# Exo-Terra Plantation Soil vs Exo-terra Coco Husk



## saeed.kad90 (Nov 29, 2012)

Hi, 

I recently got a 5 month old baby Sulcata that I currently keep indoors due to colder weather in Toronto during winter. I am currently experimenting to make the perfect enclosure and have come accross some confusion (even after browsing the internet). There are two products (both manufactured by exo terra) that I found which can be used as a substrate: Plantation Soil, and Coco Husk. I am a little confused on the difference between these two products. The only difference I can tell is plantation soil seems more fine. But besides that they both are coco husk products, and both come as a brick, thus both should ideally absorb humidity.
I used plantation soil for the first week, next im gonna try a 50/50 coco husk and repti-bark substrate mix.
Any tips/info on the difference between the two? Or if using plantation is better than the 50/50 mix?
Thanks!


----------



## Yvonne G (Nov 29, 2012)

Hi saeed.kad90, and welcome to the Forum!


----------



## mattgrizzlybear (Nov 29, 2012)

You don't have to buy stuff from pet stores it is just over priced things. Plantation soil is just soil and you can buy a lot of things at Home Depot/lowes. Welcome to the forum!


----------



## saeed.kad90 (Nov 30, 2012)

Thanks for the welcome guys! And yeah for later on I will definitely go with DIY stuff rather than the more expensive pet store stuff.

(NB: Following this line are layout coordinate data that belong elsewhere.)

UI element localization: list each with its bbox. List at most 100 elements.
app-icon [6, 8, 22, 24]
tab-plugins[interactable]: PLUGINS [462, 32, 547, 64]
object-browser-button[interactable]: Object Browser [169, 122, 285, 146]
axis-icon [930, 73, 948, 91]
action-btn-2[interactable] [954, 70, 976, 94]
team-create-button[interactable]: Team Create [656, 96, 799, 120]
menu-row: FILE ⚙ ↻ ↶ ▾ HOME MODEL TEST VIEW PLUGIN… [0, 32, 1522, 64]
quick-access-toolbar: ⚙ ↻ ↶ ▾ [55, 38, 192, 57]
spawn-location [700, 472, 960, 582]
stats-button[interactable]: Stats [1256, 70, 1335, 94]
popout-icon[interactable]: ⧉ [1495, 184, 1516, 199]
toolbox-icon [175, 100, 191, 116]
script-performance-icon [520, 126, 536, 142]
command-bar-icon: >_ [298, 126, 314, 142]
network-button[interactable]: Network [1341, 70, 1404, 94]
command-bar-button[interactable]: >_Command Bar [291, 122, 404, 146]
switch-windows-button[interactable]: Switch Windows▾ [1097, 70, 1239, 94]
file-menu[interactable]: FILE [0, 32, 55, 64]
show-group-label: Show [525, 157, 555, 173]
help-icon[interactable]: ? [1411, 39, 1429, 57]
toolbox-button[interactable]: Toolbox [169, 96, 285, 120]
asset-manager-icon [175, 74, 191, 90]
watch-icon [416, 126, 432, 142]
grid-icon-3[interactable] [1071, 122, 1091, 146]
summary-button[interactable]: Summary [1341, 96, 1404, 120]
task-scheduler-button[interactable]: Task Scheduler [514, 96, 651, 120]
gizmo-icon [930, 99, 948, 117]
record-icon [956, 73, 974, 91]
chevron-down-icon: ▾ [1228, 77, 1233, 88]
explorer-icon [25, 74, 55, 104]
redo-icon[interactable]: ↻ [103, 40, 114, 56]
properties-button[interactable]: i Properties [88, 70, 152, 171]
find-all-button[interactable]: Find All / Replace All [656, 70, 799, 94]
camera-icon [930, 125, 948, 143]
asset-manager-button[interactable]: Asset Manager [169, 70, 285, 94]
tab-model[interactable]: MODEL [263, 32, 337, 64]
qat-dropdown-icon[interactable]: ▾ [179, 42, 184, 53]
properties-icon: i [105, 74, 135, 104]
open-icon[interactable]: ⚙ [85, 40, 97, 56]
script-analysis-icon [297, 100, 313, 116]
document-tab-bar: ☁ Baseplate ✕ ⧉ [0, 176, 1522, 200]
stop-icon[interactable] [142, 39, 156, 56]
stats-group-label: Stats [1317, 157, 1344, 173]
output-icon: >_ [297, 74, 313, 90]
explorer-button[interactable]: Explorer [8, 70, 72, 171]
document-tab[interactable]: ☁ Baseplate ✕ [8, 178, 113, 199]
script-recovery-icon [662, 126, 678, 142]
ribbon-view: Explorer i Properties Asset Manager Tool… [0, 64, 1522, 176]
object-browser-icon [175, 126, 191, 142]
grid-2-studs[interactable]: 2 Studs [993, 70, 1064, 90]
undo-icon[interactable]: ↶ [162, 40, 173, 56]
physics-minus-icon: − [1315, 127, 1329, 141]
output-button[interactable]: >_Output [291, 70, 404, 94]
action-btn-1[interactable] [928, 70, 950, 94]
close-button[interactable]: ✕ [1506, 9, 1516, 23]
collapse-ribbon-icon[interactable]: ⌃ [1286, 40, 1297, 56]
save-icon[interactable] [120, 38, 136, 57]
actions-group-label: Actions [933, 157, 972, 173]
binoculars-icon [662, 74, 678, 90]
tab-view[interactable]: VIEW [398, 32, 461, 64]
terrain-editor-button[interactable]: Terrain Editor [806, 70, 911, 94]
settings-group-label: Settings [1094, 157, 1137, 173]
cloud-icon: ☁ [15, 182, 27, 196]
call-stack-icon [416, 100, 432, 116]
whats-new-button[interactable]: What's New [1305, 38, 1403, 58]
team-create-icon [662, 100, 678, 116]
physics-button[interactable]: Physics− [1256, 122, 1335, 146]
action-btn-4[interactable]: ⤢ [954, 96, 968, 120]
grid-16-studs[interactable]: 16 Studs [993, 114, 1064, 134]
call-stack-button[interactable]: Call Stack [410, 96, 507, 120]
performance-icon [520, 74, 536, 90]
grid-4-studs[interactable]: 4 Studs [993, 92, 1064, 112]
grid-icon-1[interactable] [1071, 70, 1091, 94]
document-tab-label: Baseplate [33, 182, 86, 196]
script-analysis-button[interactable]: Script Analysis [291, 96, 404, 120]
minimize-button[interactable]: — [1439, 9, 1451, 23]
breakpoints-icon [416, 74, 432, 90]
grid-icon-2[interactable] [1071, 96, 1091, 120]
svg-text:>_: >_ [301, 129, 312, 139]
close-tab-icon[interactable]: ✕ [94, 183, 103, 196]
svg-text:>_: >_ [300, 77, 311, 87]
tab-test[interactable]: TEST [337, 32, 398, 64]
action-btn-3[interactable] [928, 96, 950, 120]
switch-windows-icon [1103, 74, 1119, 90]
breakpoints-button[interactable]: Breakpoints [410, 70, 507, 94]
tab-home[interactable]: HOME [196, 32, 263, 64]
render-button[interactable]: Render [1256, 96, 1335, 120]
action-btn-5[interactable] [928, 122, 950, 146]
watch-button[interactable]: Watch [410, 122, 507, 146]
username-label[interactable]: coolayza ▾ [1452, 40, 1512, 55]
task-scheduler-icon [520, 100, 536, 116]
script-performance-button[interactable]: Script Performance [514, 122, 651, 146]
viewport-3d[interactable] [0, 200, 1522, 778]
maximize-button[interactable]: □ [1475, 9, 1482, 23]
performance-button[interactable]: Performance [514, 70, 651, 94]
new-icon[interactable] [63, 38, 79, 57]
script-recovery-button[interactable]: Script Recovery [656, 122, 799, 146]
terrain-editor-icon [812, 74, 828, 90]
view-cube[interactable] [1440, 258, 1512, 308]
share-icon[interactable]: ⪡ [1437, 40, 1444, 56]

Just thought i'd give an update on my experiment for any new tortoise owners that might be wondering/looking for this question. I found that the my 5 month old sulcata, Benjamin Franklin (DJ Benji for short), finds it really hard to walk on the 50/50 coco husk-reptibark mix. Might be okay for when he grows bigger, but for now he's struggling to get around. It's also a lot more fiberous than plantation soil (i think that's coco coir). THe only advantage I see is that it doesn't get stuck on his food/face like the other stuff, but that's about it.
He doesn't seem to be liking it in the least, he can't even burrow in it with his tiny paws.
I'm going to go back to plantation soil for thew time being, after only a day of that coco husk stuff.

Hope this helps someone!


----------